The Zehut party will not run in next year’s Knesset election, party chairman and former Likud MK Moshe Feiglin announced Friday morning.
“Zehut will not run in the third election,” Feiglin said. Zehut “will share its vision outside of politics, and will return to run when Israeli society is ready for a change.”
Feiglin said that some on the Right had suggested Zehut join a broad coalition of right-leaning parties, aimed at forming a right-wing majority in the next Knesset.
“Such things are being said openly in the media, and it could be that some such possibility could arise.
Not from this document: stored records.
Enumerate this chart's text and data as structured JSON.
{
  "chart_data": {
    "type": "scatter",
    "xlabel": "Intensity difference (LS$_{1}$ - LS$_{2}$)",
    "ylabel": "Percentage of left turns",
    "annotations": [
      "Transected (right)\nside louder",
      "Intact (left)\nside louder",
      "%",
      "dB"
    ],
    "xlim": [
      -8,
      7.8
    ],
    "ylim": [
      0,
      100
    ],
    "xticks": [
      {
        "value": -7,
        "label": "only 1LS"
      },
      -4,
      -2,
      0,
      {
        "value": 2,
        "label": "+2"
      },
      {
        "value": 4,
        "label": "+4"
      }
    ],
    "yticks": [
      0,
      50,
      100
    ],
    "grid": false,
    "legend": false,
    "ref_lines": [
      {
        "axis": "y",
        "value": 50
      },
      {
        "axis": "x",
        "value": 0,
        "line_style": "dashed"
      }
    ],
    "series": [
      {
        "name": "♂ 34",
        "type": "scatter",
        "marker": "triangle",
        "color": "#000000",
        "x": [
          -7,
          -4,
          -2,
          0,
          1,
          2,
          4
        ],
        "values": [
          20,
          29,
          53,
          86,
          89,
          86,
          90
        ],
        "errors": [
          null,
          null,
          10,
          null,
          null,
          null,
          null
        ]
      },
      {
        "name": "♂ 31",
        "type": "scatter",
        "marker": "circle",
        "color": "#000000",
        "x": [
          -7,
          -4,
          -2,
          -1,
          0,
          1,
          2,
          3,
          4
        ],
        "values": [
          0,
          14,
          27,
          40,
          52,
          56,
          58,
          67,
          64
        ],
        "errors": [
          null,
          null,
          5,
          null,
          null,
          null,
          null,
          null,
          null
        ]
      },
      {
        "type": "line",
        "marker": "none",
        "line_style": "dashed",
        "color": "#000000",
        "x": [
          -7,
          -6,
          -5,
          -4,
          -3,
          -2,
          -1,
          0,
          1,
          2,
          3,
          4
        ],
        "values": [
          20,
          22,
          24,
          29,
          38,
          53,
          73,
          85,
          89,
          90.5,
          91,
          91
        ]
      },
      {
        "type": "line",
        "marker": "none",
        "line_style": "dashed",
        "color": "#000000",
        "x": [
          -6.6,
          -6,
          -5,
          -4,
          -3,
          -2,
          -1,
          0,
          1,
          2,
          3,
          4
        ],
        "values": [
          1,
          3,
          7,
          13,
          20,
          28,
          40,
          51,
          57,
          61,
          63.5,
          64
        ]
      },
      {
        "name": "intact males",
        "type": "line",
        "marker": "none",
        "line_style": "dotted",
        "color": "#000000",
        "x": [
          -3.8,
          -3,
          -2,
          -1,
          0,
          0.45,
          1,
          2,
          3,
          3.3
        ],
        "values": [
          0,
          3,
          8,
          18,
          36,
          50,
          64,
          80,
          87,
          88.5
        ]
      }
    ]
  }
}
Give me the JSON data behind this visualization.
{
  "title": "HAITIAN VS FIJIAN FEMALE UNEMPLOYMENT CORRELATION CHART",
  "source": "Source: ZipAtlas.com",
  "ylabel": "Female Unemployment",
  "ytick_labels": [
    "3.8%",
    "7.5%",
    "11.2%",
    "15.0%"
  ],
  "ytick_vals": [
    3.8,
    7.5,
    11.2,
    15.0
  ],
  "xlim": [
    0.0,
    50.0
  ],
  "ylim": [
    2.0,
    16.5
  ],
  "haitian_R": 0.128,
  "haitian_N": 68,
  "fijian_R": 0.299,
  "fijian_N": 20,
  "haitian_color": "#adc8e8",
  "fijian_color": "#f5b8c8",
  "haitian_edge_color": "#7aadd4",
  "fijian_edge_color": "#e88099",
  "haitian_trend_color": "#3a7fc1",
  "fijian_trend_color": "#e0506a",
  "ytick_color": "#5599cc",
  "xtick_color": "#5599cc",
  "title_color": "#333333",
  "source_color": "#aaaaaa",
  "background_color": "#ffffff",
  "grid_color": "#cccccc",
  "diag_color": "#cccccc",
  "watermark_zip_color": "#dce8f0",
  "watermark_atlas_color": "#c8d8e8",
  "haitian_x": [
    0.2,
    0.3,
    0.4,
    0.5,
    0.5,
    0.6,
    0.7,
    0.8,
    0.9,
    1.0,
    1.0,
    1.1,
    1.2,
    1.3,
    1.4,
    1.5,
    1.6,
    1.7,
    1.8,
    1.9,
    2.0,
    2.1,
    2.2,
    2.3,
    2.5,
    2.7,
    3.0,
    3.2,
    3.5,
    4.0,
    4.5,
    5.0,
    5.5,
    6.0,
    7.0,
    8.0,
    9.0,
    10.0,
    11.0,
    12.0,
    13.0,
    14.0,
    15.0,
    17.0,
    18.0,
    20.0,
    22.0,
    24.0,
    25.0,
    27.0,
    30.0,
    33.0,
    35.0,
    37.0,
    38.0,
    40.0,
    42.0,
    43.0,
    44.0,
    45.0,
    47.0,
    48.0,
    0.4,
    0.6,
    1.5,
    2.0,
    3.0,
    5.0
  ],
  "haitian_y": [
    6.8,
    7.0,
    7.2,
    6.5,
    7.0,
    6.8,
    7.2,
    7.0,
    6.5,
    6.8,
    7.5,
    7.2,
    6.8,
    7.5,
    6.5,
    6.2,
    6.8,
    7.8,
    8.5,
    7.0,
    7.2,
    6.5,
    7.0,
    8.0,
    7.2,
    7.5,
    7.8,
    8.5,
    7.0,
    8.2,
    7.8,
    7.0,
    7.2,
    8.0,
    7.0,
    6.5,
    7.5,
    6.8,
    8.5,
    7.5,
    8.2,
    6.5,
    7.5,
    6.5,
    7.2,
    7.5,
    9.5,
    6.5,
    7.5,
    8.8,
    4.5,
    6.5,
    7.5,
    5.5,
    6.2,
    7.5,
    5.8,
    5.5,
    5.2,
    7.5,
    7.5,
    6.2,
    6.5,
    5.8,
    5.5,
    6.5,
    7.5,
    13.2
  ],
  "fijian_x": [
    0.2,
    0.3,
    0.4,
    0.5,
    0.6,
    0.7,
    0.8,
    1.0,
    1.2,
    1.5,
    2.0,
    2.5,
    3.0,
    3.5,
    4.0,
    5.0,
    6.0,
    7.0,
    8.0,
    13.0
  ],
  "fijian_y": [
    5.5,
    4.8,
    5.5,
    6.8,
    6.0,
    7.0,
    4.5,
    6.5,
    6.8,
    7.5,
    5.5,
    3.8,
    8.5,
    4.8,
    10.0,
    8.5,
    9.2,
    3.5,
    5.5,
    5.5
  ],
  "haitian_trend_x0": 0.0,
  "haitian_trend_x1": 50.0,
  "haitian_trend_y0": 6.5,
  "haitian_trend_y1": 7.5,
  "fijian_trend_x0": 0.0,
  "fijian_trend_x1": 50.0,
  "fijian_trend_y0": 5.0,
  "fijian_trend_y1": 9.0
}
There has also been talk about a possible joint run within the Religious Zionist [camp].”
The Zehut party chairman played down the possibility of such a joint run, however.
“But today I understand that in such a position, which is bound by the old division of left and right, Zehut’s voice would not be heard.”
“Zehut must run by itself – it cannot join up with any other party, and if it cannot do so right now, it must wait, work as an ideas movement to create interest in its ideas and to build from scratch the right venue for its ideas.”
Zehut fell short of the 3.25% electoral threshold in the April 2019 election, receiving 2.74% of the vote, despite polls showing it clearing the threshold.
In the September election, Zehut signed a deal with the Likud to drop out of the race in exchange for a ministry in the next government, and the Likud adopting some of Zehut’s positions.
The move caused a rupture within Zehut, leading some members of the party to bolt.
Earlier this month, economist Gilad Alper, physics lecturer Rafael Minnes, and educator and school reform activist Libby Molad formally launched the New Liberal Party of Israel, which, like Zehut, advocates libertarian positions on social and economic issues.